GBP investors were initially pessimistic on the chances for a deal at the start of this week, after the missing of the mid-November deadline, and Boris Johnson’s suggestion that the UK will ‘prosper’ even without a deal, unnerved traders.
But Sterling sentiment has subsequently improved, after the Sun reported that UK Chief Brexit Negotiator David Frost has told Johnson that he should expect a UK-EU trade deal ‘early next week’, as the two sides pinpoint ‘a possible landing zone’.
While markets had hoped a deal could be finalised before this week’s EU summit of leaders, the development is still welcomed news to GBP investors.
However, investors still seem reluctant to make any aggressive bets on the Pound, amidst fears talks could still breakdown over the issue of fishing rights and the level playing field.
Should the two sides be unable to agree to a deal soon, then a no-deal Brexit at the end of 2020 looks to be inevitable, an outcome a recent Bloomberg survey suggests could see the Pound drop up to 5%.

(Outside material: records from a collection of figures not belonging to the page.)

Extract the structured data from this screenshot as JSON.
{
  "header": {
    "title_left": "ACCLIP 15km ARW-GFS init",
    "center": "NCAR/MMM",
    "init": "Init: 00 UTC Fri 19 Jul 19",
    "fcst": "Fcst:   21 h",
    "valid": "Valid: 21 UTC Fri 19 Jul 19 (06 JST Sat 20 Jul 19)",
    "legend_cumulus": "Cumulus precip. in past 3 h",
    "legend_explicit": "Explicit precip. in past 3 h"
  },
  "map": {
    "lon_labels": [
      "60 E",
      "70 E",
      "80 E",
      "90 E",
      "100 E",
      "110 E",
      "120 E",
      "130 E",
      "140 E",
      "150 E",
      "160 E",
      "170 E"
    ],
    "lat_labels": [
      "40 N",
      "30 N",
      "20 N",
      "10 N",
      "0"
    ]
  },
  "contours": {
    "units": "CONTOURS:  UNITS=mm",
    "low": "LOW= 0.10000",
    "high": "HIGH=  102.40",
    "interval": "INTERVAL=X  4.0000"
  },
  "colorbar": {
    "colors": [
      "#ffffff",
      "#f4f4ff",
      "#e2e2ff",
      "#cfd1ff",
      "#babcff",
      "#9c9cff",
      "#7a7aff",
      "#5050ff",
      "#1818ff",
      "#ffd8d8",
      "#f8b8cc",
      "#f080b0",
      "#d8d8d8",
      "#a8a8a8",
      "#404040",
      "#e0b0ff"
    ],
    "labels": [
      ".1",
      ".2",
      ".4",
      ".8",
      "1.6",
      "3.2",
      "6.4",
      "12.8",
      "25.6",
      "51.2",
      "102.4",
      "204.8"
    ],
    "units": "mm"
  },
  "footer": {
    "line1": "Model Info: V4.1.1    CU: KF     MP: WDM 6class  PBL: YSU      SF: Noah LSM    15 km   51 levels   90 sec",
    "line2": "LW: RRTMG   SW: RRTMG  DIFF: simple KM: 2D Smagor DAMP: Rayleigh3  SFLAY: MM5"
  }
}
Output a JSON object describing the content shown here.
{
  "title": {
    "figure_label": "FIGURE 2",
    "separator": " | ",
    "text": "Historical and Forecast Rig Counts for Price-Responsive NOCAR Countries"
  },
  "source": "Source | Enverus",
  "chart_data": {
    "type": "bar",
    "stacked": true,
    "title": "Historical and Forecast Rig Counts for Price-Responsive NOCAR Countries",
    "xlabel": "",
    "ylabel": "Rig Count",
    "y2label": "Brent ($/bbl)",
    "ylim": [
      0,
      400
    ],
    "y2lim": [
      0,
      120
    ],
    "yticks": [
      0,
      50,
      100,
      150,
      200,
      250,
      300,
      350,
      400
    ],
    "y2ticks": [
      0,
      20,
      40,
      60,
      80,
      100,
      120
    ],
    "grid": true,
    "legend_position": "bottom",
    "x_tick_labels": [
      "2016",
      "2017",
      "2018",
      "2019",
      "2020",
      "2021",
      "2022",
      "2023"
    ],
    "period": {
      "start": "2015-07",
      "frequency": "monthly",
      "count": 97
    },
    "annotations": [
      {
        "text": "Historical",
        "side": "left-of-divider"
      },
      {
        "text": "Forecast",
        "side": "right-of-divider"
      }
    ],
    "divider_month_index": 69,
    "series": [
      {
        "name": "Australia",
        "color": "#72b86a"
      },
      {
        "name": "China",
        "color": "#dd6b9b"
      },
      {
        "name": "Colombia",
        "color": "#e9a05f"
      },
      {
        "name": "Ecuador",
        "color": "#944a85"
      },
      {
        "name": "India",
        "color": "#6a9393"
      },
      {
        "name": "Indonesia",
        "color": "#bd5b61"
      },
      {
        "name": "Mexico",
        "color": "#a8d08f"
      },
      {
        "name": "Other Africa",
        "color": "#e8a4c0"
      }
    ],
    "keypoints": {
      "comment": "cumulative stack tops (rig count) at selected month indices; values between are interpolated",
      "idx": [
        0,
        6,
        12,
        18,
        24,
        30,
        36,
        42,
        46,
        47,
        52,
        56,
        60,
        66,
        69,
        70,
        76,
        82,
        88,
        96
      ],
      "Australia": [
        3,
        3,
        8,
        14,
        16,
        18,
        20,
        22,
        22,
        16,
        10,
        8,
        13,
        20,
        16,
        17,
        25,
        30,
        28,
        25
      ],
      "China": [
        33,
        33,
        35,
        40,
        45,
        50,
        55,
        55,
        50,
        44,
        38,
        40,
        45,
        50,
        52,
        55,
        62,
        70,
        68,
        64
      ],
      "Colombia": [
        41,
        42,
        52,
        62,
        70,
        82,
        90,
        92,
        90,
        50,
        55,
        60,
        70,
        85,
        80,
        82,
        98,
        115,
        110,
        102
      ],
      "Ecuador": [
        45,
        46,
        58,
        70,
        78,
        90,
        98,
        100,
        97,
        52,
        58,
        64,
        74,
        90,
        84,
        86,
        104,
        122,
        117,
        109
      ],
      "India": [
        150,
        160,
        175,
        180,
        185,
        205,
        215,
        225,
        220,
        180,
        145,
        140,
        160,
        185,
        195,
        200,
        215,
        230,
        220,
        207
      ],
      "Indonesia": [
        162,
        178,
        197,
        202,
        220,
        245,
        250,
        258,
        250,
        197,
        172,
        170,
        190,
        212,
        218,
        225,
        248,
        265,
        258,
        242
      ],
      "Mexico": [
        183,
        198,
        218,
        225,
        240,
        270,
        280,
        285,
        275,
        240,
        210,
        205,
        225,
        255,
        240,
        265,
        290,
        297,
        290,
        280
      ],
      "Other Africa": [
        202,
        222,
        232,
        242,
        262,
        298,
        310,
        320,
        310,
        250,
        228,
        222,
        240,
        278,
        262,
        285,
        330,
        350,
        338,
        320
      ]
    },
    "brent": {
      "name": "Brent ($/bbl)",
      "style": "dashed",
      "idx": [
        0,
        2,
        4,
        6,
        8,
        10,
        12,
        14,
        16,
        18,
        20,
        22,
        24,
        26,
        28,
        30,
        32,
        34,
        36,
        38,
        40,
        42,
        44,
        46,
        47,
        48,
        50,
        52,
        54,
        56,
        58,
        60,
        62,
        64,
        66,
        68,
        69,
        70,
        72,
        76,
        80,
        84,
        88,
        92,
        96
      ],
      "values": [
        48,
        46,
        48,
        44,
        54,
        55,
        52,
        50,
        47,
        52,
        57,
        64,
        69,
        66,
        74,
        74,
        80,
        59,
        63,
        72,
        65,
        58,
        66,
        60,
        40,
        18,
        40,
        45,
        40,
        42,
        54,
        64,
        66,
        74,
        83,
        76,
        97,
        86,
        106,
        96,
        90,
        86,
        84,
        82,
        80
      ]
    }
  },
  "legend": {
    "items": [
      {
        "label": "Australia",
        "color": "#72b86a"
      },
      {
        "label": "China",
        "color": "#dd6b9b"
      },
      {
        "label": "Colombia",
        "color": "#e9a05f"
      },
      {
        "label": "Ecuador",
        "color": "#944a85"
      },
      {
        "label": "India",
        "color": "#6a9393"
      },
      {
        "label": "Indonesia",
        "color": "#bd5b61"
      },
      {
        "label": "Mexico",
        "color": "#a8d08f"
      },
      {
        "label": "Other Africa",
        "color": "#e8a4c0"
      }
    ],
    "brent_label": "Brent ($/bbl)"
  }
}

Euro (EUR) Rangebound as Vaccine Optimism Offset by Surging Coronavirus Case
The Euro (EUR) is trading flatly this morning as optimism over multiple potential coronavirus vaccines has been tempered by the realities still facing Europe as cases continue to surge across the continent.
Michael Hewson, Chief Market Analyst at CMC Markets said:
‘Despite this unbridled optimism it is also impossible to ignore the current backdrop to the vaccine news, which is seeing a continuation in the trends of rising infection, hospitalisation and mortality rates, across Europe.’
With the widespread roll out of these vaccines still months away and most Eurozone countries having reimposed lockdown measures in recent weeks, it looks inevitable that the bloc faces a double-dip recession this winter.